La mayor expresión de la irracionalidad de la guerra, en mi opinión, se aprecia en el movimiento del surrealismo. Ante los horrores de la “Gran Guerra” un grupo de artistas quisieron representar un mundo carente de toda lógica, sin perspectiva ni estructura. Pintaron relojes que se derriten en una playa, amantes que se besan sin rostro y figuras que son tan extrañas que ni siquiera pueden describirse con palabras. “El suicidio de la razón” le llamaron a la primera guerra mundial. Y, en verdad, lo fue.
No fue sólo la muerte en cifras inabarcables; fue la invención industrial del dolor. Trincheras que se tragaron generaciones; gas mostaza quemando pulmones; los cráteres del Somme convertidos en cementerios sin lápida. Fue la revolución industrial del desgaste absurdo: una modernidad orgullosa de sus máquinas usándolas para triturar cuerpos y espíritus.
Es que tirar a matar implica abandonar toda esperanza de resolver un conflicto por vías civilizadas. Es renunciar por completo a cualquier expectativa de alcanzar una solución que pueda ser escalable a futuro. Es dar el hoy por el mañana. Es lo que hace Trump, pero también es lo que hicieron contra él en campaña. Es lo que hicieron con Charlie Kirk y también con Miguel Uribe. Es lo que hace Israel en Gaza (y donde sea). Es el eslogan de campaña del candidato felino a la Presidencia de nuestro país.
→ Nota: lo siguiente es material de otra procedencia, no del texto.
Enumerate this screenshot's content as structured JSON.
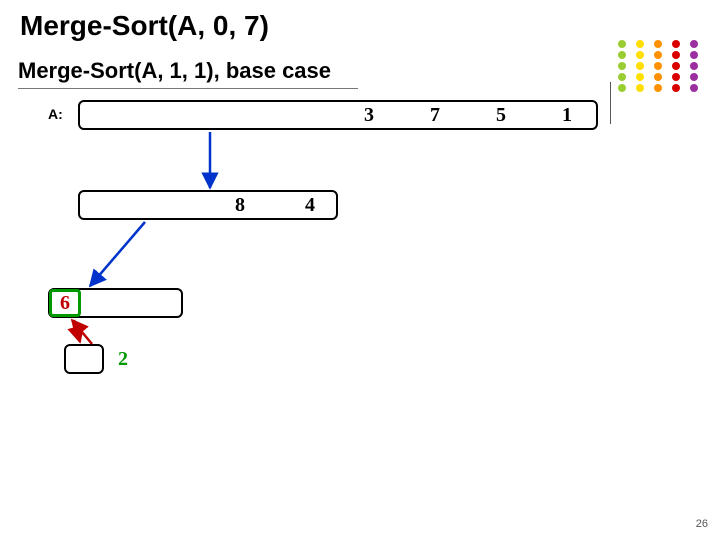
{
  "title": "Merge-Sort(A, 0, 7)",
  "subtitle_call": "Merge-Sort(A, 1, 1)",
  "subtitle_note": ", base case",
  "a_label": "A:",
  "top_values": {
    "v4": "3",
    "v5": "7",
    "v6": "5",
    "v7": "1"
  },
  "mid_values": {
    "v2": "8",
    "v3": "4"
  },
  "leaf_value": "6",
  "last_leaf_value": "2",
  "page_number": "26",
  "colors": {
    "red": "#c00000",
    "blue": "#0033cc",
    "green": "#009a00",
    "dot_grid": [
      "#9acd32",
      "#ffde00",
      "#ff9100",
      "#da0000",
      "#9b2fa0"
    ]
  }
}
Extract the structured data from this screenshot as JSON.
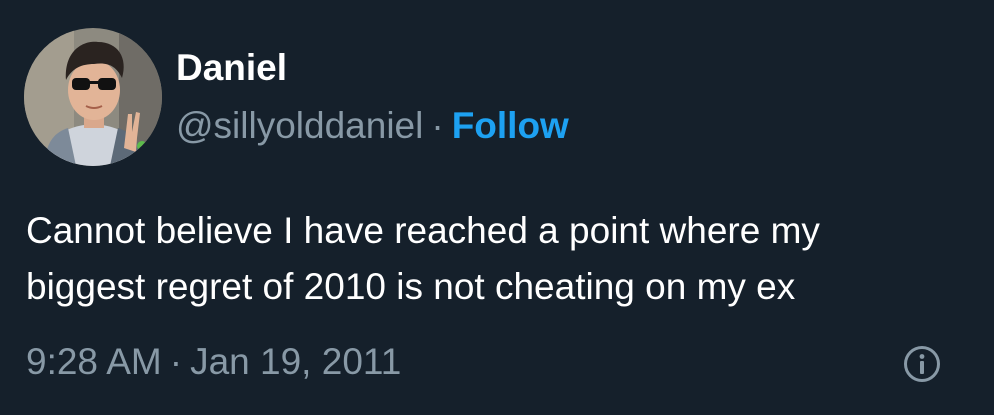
{
  "user": {
    "display_name": "Daniel",
    "handle": "@sillyolddaniel",
    "separator": "·",
    "follow_label": "Follow"
  },
  "tweet": {
    "text_lines": [
      "Cannot believe I have reached a point where my",
      "biggest regret of 2010 is not cheating on my ex"
    ],
    "time": "9:28 AM",
    "separator": "·",
    "date": "Jan 19, 2011"
  },
  "icons": {
    "info": "info-icon",
    "avatar": "avatar-photo"
  },
  "colors": {
    "background": "#15202b",
    "primary_text": "#ffffff",
    "secondary_text": "#8899a6",
    "accent": "#1da1f2"
  }
}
De hecho, tirar a matar es en lo que se ha convertido la política colombiana, por lo menos, desde hace una década y media, en la que quien pierde termina en la cárcel o ad portas. Se ha extendido a tal punto el uso de la ley como arma de guerra (el lawfare que llaman) que, sistemáticamente, el candidato que resulta derrotado en las urnas termina defendiéndose del Estado el resto del periodo. Pasó con Arias en la primera y Zuluaga en la segunda; pasó con Fajardo; pasó con Rodolfo Hernández y ha pasado, prácticamente, con casi cualquiera que se haya atrevido a aspirar a un cargo importante de elección popular en nuestro país.
Está claro que “aniquilar al otro” no puede ser nunca el fin, pero tampoco puede ser el medio. Eso es un postulado básico del reconocimiento de nuestro valor como individuos y como especie. Sin embargo, hemos cruzado tantas veces la línea y en tantos frentes (guerra militar, política, económica, social…) que estamos perdiendo el temor a la guerra. Y eso es muy peligroso.
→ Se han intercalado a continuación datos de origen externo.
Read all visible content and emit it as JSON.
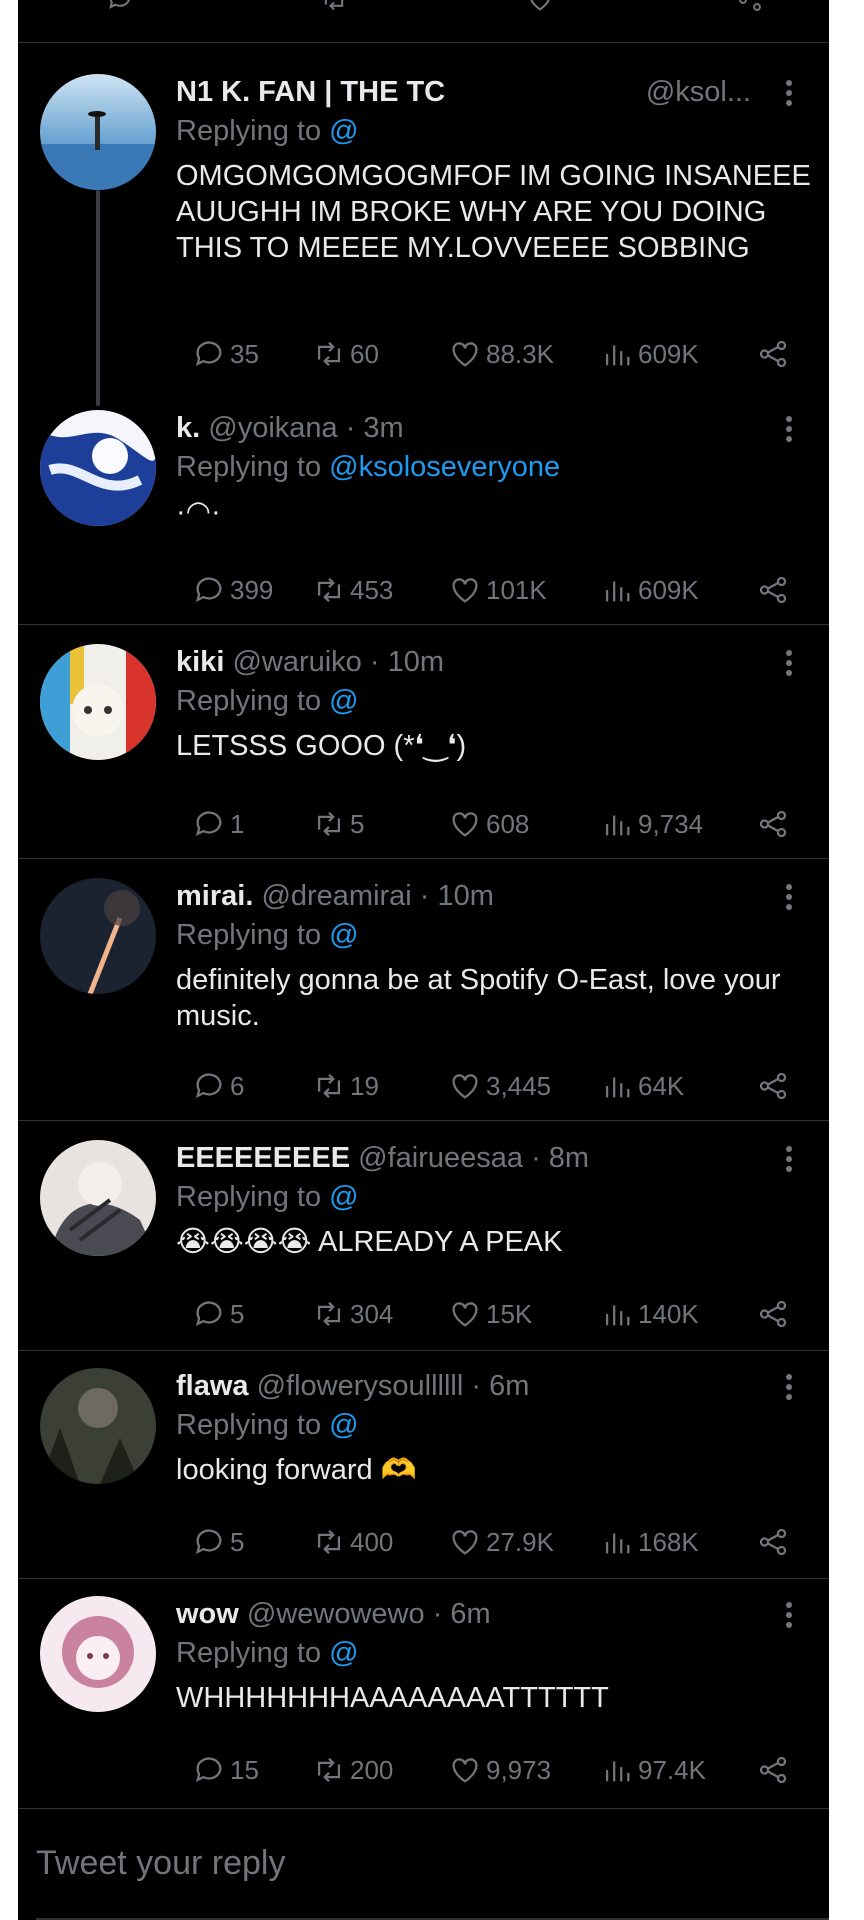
{
  "reply_box": {
    "placeholder": "Tweet your reply"
  },
  "colors": {
    "background": "#000000",
    "text": "#e7e9ea",
    "muted": "#71767b",
    "link": "#1d9bf0",
    "divider": "#2f3336"
  },
  "tweets": [
    {
      "name": "N1 K. FAN | THE TC",
      "handle": "@ksol...",
      "time": "",
      "replying_prefix": "Replying to ",
      "replying_to": "@",
      "text": "OMGOMGOMGOGMFOF IM GOING INSANEEE AUUGHH IM BROKE WHY ARE YOU DOING THIS TO MEEEE MY.LOVVEEEE SOBBING",
      "replies": "35",
      "retweets": "60",
      "likes": "88.3K",
      "views": "609K"
    },
    {
      "name": "k.",
      "handle": "@yoikana",
      "time": " · 3m",
      "replying_prefix": "Replying to ",
      "replying_to": "@ksoloseveryone",
      "text": "·◠·",
      "replies": "399",
      "retweets": "453",
      "likes": "101K",
      "views": "609K"
    },
    {
      "name": "kiki",
      "handle": "@waruiko",
      "time": " · 10m",
      "replying_prefix": "Replying to ",
      "replying_to": "@",
      "text": "LETSSS GOOO (*❛‿❛)",
      "replies": "1",
      "retweets": "5",
      "likes": "608",
      "views": "9,734"
    },
    {
      "name": "mirai.",
      "handle": "@dreamirai",
      "time": " · 10m",
      "replying_prefix": "Replying to ",
      "replying_to": "@",
      "text": "definitely gonna be at Spotify O-East, love your music.",
      "replies": "6",
      "retweets": "19",
      "likes": "3,445",
      "views": "64K"
    },
    {
      "name": "EEEEEEEEE",
      "handle": "@fairueesaa",
      "time": " · 8m",
      "replying_prefix": "Replying to ",
      "replying_to": "@",
      "text": "😭😭😭😭 ALREADY A PEAK",
      "replies": "5",
      "retweets": "304",
      "likes": "15K",
      "views": "140K"
    },
    {
      "name": "flawa",
      "handle": "@flowerysoullllll",
      "time": " · 6m",
      "replying_prefix": "Replying to ",
      "replying_to": "@",
      "text": "looking forward 🫶",
      "replies": "5",
      "retweets": "400",
      "likes": "27.9K",
      "views": "168K"
    },
    {
      "name": "wow",
      "handle": "@wewowewo",
      "time": " · 6m",
      "replying_prefix": "Replying to ",
      "replying_to": "@",
      "text": "WHHHHHHHAAAAAAAATTTTTT",
      "replies": "15",
      "retweets": "200",
      "likes": "9,973",
      "views": "97.4K"
    }
  ]
}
Colombia conoce de sobra las consecuencias de normalizar el “tirar a matar”. El Bogotazo y la Violencia que le siguió; el secuestro convertido en rutina; el Palacio de Justicia en llamas; Bojayá; los “falsos positivos” como degradación del sentido mismo de lo humano; líderes sociales sistemáticamente desaparecidos por incomodar poderes locales. Cada uno de esos episodios tiene algo en común: la idea de que el otro es descartable, prescindible, una plaga que se elimina. Cuando esa idea se instala, el Estado de Derecho pierde legitimidad, la democracia se vuelve trámite y la ley se convierte en herramienta para aplastar.
El día que nos volvamos a asustar —en serio— de lo que somos capaces de hacer cuando deshumanizamos al otro daremos el primer paso para superar nuestros cien años de guerra. Hasta entonces, cada vez que aplaudamos el “shoot to kill” —con balas o con palabras— estaremos dando un paso más hacia nuestro propio suicidio, el suicidio de la razón.